Paranormal researchers (PRs) on the other hand tend to condemn this sort of aggressive posturing. PRs don’t even use the term “ghost”, preferring the term “spirit”. Even though offers the following definition: “Ghost, specter, spirit all refer to the disembodied soul of a person. A ghost is the soul or spirit of a deceased person, which appears or otherwise makes its presence known to the living: the ghost of a drowned child. A specter is a ghost or apparition of more or less weird, unearthly, or terrifying aspect: a frightening specter. Spirit is often interchangeable with ghost but may mean a supernatural being, usually with an indication of good or malign intent toward human beings: the spirit of a friend; an evil spirit,” PRs prefer “spirit” because it tends to signify something a bit broader than “ghost.” Additionally, PRs believe that the spirits themselves prefer to be referred to as “spirits”.

PRs tend to be more interested in the history and roots of a haunting. Many approach each investigation as an opportunity to debunk or disprove a haunting and see a disproved haunting as just as much a victory as a proved one. The motivations of the majority of paranormal researchers is to find the truth and to assist those afflicted with hauntings to find solutions about what to do about what they are experiencing. Those who refer to themselves as paranormal researchers will not use provocations to lure out spirits. Their methods of drawing out spirits are much less aggressive. They may use trigger object (also called era cues). The tone of their investigations are more polite, respecting the spirit’s desire to participate or not.
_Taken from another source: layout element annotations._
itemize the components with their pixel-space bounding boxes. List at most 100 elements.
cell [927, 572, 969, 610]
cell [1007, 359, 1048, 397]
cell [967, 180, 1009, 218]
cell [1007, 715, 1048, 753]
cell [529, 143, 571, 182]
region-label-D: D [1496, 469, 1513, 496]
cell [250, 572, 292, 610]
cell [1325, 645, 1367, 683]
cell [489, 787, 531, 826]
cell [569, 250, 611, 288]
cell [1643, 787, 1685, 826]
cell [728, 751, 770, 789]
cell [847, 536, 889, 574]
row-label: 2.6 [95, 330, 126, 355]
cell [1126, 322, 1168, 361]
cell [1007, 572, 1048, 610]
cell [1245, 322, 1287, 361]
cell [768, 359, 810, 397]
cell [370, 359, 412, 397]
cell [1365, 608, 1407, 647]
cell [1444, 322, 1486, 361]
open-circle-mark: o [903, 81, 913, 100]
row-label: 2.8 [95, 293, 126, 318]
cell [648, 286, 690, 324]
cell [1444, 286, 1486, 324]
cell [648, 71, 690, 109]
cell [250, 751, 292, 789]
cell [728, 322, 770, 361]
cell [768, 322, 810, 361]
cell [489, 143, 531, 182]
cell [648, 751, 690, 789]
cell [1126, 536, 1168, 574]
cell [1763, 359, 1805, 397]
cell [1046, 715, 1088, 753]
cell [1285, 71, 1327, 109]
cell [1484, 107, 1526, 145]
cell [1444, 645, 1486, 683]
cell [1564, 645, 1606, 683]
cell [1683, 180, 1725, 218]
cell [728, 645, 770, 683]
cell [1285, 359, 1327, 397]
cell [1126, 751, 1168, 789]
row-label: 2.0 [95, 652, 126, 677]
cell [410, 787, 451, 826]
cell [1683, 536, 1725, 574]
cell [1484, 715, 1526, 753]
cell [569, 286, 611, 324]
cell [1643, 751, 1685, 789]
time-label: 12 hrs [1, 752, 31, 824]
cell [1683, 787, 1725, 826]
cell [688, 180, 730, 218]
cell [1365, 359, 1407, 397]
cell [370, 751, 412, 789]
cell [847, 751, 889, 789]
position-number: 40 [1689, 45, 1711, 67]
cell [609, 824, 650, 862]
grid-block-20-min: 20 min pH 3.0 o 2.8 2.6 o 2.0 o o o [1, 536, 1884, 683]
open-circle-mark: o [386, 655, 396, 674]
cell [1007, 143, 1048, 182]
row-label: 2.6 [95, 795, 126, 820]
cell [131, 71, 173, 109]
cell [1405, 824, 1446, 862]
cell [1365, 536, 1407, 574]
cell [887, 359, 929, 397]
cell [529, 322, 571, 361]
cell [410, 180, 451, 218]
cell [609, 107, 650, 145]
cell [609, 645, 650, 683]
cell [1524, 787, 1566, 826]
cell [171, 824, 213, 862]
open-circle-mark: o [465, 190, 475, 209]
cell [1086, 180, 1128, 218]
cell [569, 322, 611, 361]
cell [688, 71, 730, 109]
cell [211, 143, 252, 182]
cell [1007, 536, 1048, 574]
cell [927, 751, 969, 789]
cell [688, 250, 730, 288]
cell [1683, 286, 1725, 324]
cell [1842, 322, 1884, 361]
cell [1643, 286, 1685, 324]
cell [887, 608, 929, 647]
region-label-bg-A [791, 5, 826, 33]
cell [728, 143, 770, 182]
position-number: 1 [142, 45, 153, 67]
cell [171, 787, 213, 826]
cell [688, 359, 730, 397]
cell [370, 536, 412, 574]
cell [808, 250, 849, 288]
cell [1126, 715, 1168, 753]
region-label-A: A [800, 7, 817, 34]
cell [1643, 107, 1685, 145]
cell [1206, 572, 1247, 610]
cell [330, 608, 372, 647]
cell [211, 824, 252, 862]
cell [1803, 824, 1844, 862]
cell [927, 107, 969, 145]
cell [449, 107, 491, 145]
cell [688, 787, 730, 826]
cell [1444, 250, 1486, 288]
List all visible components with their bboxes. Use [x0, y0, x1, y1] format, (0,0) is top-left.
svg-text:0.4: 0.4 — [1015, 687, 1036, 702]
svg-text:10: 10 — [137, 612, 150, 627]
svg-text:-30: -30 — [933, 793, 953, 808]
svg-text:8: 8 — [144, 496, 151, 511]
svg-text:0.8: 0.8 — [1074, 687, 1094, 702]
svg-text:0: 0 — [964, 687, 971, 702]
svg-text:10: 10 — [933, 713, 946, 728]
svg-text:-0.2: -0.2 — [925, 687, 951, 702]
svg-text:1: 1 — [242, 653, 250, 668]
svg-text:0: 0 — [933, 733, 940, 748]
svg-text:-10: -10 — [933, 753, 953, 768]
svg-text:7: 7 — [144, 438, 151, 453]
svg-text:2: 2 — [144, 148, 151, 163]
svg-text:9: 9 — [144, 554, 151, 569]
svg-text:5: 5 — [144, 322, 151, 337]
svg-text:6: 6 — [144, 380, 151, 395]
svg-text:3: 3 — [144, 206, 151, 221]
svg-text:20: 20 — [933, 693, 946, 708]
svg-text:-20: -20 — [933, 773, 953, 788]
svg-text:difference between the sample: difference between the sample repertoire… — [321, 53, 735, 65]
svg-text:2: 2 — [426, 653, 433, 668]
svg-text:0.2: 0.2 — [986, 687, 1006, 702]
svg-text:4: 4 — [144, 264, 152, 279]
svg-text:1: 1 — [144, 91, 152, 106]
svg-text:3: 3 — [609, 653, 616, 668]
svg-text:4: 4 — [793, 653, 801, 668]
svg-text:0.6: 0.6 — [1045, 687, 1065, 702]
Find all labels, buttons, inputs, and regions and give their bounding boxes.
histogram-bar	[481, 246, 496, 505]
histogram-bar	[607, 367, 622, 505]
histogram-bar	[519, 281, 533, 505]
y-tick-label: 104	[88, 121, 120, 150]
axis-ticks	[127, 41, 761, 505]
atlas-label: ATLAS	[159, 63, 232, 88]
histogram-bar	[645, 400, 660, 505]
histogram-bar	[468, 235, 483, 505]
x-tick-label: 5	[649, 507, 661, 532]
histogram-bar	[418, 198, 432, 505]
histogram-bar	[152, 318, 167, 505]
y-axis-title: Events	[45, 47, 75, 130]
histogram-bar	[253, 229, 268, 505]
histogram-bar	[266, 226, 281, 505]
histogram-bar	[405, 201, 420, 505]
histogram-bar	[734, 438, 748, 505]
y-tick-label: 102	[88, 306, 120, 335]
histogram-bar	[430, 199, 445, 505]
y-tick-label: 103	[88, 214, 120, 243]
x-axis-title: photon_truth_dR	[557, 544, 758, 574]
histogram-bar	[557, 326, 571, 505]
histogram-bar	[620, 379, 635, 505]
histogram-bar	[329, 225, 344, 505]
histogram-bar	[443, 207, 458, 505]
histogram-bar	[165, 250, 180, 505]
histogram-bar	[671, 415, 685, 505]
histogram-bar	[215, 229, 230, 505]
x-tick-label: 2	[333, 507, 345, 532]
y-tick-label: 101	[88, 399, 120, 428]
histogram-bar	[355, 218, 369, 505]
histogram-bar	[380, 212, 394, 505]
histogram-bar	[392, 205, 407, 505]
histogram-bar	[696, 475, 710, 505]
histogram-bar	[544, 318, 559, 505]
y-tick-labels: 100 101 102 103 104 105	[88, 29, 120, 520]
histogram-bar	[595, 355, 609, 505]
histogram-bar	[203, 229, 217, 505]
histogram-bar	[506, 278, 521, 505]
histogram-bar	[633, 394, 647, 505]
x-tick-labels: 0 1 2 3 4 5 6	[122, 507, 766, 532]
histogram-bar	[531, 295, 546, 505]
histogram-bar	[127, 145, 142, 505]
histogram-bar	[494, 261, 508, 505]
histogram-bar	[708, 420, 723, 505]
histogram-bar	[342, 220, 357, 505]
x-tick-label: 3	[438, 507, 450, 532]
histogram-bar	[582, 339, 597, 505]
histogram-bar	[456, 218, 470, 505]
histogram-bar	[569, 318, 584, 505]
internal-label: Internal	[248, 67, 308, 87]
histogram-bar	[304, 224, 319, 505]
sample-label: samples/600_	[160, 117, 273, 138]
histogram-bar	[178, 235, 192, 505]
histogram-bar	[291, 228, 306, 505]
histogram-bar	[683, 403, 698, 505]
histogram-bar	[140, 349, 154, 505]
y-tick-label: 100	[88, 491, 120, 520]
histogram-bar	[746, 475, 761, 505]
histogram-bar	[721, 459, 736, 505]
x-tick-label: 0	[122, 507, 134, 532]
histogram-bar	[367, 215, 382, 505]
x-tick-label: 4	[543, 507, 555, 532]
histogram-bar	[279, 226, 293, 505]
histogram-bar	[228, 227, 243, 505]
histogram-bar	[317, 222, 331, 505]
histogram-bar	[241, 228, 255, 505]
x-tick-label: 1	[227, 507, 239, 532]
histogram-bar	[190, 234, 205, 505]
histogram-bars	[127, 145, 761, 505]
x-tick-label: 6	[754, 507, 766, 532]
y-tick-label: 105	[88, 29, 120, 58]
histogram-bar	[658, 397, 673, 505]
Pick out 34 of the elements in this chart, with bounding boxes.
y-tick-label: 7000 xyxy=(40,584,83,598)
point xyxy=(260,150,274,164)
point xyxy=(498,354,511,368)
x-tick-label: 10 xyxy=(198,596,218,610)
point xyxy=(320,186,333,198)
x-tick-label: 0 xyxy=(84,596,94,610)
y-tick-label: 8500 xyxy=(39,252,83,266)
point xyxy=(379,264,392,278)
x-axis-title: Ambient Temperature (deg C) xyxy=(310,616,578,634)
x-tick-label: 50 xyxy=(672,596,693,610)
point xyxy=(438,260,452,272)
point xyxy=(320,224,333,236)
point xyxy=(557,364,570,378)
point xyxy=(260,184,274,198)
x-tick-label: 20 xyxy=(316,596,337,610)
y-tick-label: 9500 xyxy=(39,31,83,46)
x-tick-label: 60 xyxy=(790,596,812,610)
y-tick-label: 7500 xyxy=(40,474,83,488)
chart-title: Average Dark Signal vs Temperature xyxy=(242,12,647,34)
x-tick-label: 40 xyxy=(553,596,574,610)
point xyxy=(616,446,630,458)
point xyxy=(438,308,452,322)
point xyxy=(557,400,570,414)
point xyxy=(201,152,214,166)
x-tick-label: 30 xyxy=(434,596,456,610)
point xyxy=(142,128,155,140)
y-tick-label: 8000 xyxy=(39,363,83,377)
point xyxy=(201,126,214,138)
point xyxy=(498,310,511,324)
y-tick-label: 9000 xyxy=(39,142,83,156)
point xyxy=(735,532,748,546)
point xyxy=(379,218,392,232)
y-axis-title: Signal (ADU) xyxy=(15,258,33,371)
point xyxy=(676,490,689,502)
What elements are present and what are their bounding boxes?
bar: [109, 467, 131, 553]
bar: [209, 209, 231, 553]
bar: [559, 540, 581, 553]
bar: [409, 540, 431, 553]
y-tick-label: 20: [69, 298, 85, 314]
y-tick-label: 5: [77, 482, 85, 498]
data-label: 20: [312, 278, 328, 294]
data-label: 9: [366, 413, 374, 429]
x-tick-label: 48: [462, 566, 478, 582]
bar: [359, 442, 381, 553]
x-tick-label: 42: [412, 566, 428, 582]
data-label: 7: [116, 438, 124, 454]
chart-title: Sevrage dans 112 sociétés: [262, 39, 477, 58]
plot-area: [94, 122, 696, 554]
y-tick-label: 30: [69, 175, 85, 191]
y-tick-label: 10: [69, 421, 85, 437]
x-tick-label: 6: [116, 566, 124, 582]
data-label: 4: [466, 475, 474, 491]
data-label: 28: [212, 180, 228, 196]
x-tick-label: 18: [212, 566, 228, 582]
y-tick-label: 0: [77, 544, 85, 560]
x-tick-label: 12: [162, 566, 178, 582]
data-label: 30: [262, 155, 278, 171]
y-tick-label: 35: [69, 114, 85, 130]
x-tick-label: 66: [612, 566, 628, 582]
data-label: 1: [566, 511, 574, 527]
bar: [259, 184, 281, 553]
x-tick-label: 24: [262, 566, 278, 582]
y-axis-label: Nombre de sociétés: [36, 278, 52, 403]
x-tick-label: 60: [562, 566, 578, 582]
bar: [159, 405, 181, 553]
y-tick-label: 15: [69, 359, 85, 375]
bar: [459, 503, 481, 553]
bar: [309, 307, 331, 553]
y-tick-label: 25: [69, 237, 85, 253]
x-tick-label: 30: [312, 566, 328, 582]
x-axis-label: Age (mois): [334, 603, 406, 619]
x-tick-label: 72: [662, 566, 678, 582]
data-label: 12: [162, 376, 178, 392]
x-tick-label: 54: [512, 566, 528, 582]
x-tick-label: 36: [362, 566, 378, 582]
PRs do historical and other pre-research before each investigation and can use information discovered to create a friendly atmosphere in which the spirit will feel safe and/or comfortable coming forward. This is not to say that PRs never have bad experiences, never meet unfriendly and even evil spirits and never experience possessions or get hurt. Anyone seeking out spirits runs these risks – this is important to know for anyone considering joining or conducting an investigation. As I said earlier, spirits are an unknown quantity – you never know what will happen – regardless of whether you consider yourself a ghost hunter or a paranormal researcher.

Whether you consider yourself one or the other, or you’re not sure which you are or which you prefer to be, be careful about the paranormal programming you watch on TV. Keep in mind that television shows have to be dramatic. Real investigations often come up empty – with little or no evidence, or perhaps some not very exciting evidence. Not every investigation is going to be like whats on TV – if they want good ratings they have to make it very dramatic. I probably don’t have to tell you that life is not like TV – but remember that when it comes to the paranormal as well.